Серый сглотнул. Выговорить «Есть» не поворачивался язык.
– Слыхал? – жестко спросил Джек.
Серый через силу кивнул.
– Повтори.
– Стрелять по ближним, – сумел выговорить Серый. – Дальше – по обстановке.
Джек кивнул. Взял Серого за плечо, заглянул в глаза.
– Пацан. Тут вишь, какая хрень. Если не мы их – они нас.
– Радость нас ведёт за руки, – гремело с улицы, неотвратимо приближаясь.
Помогает нам в борьбе!
Нас хранит от бед и муки,
Нашей внемлет Мать мольбе!
Факельное шествие подходило всё ближе.
– Спалят и не задумаются, – жёстко сказал Джек. – Для того и идут. За угол. Бегом!
– Есть, – отмер Серый.
И метнулся за угол. Слился, как учили, со стеной, сжал в руке пистолет.
«Стрелять по ближним». Зачем – понятно, чтобы падали под ноги тем, кто стоит позади них, и мешали идти дальше. Но по кому – по ближним?! Они же толпой идут. А если там женщины – и они ближе, чем мужчины? А если с ними ещё и дети увязались?!
Отец не отдал бы такой приказ никогда.
Или отдал бы?.. Чёрт его знает, в этом вывернутом наизнанку мире всё смешалось, Серый уже ничего не понимал.
– Радость, радость непрестанно,
Будем радостны всегда!
Шествие приближалось, Серый уже мог разглядеть в толпе отдельные лица.
Николай – с ним он сегодня работал на пасеке, помогал чинить ульи.
Матвей – у этого дочка, Гликерия, самая старшая из детей посёлка.
Антон – этот вообще безобиднее комара, ростом с пацана десятилетнего, соплёй перешибёшь. И тоже факелом машет.
Их троица стала олицетворением зла. Куда делись люди, выражавшие чужакам хоть какую-то симпатию – Мария, Виссарион, Георгий – непонятно. В толпе их видно не было. Возможно, заперли где-то, чтобы не мешались.
Джек прав.
Серый вдруг осознал это чётко и ясно. Толпа шла не разговаривать с чужаками. Она шла убивать. В открытую, размахивая факелами.
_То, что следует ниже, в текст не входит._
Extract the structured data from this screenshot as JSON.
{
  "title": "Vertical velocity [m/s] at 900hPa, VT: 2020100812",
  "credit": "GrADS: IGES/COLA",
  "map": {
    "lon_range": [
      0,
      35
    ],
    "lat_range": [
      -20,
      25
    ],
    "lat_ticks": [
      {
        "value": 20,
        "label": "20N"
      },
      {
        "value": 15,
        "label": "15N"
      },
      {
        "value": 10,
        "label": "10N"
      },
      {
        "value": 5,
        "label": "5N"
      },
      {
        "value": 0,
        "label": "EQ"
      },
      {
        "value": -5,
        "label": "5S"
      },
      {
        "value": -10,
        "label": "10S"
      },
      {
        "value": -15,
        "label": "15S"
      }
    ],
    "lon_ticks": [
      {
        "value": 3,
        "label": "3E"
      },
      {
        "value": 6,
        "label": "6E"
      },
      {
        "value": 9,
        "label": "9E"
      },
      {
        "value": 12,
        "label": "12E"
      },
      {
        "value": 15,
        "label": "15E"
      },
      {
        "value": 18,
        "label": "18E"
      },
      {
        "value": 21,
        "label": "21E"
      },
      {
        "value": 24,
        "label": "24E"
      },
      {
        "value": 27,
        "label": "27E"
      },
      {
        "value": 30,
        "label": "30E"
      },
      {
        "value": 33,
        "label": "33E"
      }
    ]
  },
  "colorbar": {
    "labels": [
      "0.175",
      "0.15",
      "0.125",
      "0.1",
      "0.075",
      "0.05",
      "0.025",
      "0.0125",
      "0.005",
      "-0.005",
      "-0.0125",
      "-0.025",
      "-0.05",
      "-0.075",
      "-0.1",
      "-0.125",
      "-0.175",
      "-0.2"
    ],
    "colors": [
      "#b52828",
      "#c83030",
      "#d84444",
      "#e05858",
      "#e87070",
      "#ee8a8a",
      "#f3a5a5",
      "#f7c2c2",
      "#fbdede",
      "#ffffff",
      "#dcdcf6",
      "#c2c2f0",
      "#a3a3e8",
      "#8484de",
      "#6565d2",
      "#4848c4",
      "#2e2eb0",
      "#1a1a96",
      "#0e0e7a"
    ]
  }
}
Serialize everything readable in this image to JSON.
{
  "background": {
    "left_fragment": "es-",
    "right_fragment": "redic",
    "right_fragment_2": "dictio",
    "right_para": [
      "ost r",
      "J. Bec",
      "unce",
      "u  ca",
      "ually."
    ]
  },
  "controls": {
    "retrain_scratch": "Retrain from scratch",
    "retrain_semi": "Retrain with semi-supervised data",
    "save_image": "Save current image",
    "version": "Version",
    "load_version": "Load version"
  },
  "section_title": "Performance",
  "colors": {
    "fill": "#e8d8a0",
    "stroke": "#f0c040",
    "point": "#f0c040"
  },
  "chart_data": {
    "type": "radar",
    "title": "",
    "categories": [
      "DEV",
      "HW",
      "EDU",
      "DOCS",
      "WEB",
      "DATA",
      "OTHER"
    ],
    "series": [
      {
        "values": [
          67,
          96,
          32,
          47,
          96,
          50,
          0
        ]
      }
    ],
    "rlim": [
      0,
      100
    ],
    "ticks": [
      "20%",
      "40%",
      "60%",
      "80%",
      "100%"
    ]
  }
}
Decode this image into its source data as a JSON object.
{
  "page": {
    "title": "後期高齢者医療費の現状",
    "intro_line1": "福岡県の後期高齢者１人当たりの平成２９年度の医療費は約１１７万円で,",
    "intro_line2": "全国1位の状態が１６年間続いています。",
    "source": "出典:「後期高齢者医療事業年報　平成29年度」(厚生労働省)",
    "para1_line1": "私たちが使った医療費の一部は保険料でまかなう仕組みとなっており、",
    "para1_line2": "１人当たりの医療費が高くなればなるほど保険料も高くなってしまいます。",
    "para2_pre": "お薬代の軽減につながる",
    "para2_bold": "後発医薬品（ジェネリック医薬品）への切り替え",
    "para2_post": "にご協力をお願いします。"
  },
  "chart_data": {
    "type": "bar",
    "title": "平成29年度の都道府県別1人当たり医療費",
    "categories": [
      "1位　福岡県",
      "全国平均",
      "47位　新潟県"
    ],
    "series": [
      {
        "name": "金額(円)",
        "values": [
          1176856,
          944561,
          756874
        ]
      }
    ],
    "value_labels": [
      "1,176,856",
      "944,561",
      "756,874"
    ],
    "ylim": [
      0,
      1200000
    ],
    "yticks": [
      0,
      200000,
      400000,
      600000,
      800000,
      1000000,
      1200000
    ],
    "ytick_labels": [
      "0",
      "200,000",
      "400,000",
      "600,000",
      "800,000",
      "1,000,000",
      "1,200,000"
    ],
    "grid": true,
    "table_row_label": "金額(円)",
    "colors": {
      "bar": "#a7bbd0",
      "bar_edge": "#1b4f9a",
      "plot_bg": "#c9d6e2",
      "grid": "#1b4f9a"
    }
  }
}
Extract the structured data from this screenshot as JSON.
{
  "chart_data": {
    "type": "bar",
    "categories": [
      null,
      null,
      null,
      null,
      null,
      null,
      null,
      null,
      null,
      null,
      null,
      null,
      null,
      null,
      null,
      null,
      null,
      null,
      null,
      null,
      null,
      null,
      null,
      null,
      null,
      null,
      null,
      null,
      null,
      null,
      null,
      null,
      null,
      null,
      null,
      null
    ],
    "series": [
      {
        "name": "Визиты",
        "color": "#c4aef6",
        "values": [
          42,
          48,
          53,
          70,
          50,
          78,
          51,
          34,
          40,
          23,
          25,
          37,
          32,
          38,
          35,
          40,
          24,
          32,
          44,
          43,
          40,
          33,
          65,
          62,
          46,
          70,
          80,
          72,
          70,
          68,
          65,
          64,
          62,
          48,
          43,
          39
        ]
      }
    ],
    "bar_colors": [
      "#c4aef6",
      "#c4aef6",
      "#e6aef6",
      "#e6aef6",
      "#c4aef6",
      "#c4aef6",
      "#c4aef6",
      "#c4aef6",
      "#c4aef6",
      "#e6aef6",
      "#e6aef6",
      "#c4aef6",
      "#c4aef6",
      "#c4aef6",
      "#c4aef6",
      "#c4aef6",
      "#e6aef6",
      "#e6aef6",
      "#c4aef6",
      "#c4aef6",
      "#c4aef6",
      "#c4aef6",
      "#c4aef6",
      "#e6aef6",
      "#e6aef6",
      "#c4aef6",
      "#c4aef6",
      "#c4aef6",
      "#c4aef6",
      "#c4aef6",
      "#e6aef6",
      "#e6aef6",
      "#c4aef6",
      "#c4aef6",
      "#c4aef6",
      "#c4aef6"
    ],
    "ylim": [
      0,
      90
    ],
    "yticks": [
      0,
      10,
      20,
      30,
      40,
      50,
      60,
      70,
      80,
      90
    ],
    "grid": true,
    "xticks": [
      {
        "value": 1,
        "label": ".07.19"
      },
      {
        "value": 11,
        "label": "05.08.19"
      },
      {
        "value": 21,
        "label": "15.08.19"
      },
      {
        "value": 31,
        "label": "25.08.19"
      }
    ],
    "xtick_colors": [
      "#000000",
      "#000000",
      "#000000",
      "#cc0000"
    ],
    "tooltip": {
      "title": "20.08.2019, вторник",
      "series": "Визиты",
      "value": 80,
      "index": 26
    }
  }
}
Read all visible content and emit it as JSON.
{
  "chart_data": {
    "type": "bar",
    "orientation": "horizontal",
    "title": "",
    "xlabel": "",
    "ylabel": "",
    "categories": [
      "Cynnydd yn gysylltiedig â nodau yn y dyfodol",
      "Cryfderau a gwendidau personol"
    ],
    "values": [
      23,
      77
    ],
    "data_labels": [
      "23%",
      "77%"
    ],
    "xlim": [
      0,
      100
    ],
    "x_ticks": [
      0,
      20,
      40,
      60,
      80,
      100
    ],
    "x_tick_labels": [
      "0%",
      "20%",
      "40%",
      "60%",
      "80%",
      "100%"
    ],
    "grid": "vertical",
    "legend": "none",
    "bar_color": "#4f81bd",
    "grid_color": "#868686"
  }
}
«То есть, они даже не сомневаются, что мы никуда не денемся? – мелькнуло в голове. Даже не предполагают, что будем сопротивляться? Или, наоборот, рассчитывают, что с перепугу дёрнем подальше? Или… Или они вовсе ни на что не рассчитывают?! Критическое мышление попросту отказало? Сбившись в толпу, люди почувствовали свою силу, и…» Додумать Серому не дали.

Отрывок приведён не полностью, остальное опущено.